Estudo questiona detecção de plumas de água em Europa

Uma nova pesquisa liderada por Dr. Lorenz Roth reavalia a detecção de plumas de água em Europa, uma das luas de Júpiter, originalmente identificadas em 2014. O estudo sugere que as evidências para a presença dessas plumas podem não ser tão robustas quanto se pensava.
Descoberta inicial sobre plumas de água em Europa
Em 2014, uma equipe de pesquisadores publicou um artigo na revista Science que indicava a presença de plumas de água vaporizada na superfície de Europa. As observações feitas pelo Telescópio Hubble mostraram que essas plumas poderiam atingir até 200 km de altura, sugerindo a possibilidade de que água do oceano subterrâneo estivesse sendo expelida.
Nova pesquisa reavalia dados do Telescópio Hubble
A nova investigação, publicada em Astronomy and Astrophysics, analisa 14 anos de dados do Hubble. Os pesquisadores, incluindo Roth e Dr. Kurt Retherford, reexaminaram as emissões de hidrogênio Lyman-alpha e oxigênio OI, que inicialmente foram interpretadas como evidências de plumas de água. A reanálise sugere que essas emissões podem ser apenas ruído estatístico.
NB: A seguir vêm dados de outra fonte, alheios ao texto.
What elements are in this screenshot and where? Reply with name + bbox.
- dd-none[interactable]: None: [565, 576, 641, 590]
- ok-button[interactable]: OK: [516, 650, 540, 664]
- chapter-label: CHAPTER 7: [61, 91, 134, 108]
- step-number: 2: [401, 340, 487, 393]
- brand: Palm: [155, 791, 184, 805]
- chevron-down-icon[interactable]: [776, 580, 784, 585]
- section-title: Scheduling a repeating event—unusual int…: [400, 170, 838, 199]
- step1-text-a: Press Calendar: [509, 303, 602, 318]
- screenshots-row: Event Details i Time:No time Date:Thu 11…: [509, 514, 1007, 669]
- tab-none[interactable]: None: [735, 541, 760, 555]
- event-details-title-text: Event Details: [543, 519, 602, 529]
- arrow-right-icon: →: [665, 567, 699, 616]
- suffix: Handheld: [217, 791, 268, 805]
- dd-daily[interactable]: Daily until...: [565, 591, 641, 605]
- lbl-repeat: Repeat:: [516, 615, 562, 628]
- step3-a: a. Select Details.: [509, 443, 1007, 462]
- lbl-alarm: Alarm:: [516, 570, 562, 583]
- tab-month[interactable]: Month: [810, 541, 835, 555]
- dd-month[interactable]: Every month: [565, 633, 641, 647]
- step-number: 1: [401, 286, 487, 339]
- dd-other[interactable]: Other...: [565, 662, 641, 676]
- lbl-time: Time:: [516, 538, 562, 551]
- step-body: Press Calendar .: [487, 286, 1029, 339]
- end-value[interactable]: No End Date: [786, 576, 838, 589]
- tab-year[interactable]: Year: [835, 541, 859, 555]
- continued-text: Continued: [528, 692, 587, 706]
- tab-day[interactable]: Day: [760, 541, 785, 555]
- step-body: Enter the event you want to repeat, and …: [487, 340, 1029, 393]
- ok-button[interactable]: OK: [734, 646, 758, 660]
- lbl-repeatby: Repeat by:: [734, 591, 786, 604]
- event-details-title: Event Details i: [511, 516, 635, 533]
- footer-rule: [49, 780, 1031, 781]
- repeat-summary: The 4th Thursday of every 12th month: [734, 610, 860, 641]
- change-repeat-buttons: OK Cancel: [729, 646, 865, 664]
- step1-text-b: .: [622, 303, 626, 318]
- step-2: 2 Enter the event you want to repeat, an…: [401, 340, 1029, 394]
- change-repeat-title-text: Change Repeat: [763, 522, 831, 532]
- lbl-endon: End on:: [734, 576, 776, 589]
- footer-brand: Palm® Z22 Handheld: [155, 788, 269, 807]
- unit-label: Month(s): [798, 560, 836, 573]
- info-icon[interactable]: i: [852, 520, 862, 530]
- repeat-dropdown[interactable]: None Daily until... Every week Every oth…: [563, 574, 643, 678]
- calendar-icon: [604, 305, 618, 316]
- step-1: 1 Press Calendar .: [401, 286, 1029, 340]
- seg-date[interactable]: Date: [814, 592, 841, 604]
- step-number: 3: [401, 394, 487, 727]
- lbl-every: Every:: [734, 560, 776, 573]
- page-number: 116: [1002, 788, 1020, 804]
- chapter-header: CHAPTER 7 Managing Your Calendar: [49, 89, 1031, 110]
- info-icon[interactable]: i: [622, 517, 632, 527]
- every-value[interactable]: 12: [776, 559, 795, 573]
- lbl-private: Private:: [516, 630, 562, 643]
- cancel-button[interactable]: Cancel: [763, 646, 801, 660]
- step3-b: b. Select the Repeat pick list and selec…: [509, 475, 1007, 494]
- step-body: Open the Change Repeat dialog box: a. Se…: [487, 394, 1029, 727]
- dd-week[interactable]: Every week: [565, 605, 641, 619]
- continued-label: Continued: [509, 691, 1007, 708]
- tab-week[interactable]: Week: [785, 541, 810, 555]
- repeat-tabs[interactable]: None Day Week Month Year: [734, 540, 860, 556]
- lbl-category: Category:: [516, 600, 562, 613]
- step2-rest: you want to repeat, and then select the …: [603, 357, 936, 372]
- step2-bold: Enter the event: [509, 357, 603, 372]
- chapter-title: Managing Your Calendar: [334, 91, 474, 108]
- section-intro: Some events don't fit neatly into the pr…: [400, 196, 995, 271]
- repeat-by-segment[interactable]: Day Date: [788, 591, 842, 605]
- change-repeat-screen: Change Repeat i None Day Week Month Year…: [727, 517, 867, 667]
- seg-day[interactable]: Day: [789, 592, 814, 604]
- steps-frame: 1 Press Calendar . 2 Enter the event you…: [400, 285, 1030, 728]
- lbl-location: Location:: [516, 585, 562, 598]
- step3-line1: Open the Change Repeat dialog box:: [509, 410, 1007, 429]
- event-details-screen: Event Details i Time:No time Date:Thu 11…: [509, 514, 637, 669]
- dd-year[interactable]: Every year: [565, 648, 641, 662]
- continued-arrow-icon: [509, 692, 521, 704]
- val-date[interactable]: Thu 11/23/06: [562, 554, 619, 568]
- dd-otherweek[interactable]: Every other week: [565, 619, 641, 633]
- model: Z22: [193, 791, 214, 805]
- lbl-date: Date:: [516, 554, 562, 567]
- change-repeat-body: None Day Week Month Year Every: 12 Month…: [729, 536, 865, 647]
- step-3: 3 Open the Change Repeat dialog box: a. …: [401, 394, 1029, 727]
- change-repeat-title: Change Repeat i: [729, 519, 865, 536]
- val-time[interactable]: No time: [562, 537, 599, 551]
Implicações para futuras missões espaciais
A detecção inicial de plumas em Europa teve implicações significativas para futuras missões, como a Europa Clipper, programada para chegar ao sistema joviano em 2031. A missão visa investigar a lua e suas características, especialmente a possibilidade de vida em seu oceano subterrâneo. No entanto, a nova pesquisa levanta questões sobre a viabilidade de estudar essas plumas.
Contexto científico e metodológico da reanálise
Os autores do novo estudo destacam que a interpretação dos dados do Hubble foi complicada pela posição de Europa nas imagens. Pequenas variações na localização poderiam ter influenciado a detecção das plumas. A confiança na existência das plumas caiu de 99,9% para menos de 90%, indicando que a evidência para sua presença é agora considerada menos conclusiva.

A reavaliação dos dados de Hubble não apenas desafia descobertas anteriores, mas também ressalta a importância de uma análise cuidadosa em pesquisas espaciais, onde a precisão dos dados é crucial para a compreensão de fenômenos astrofísicos.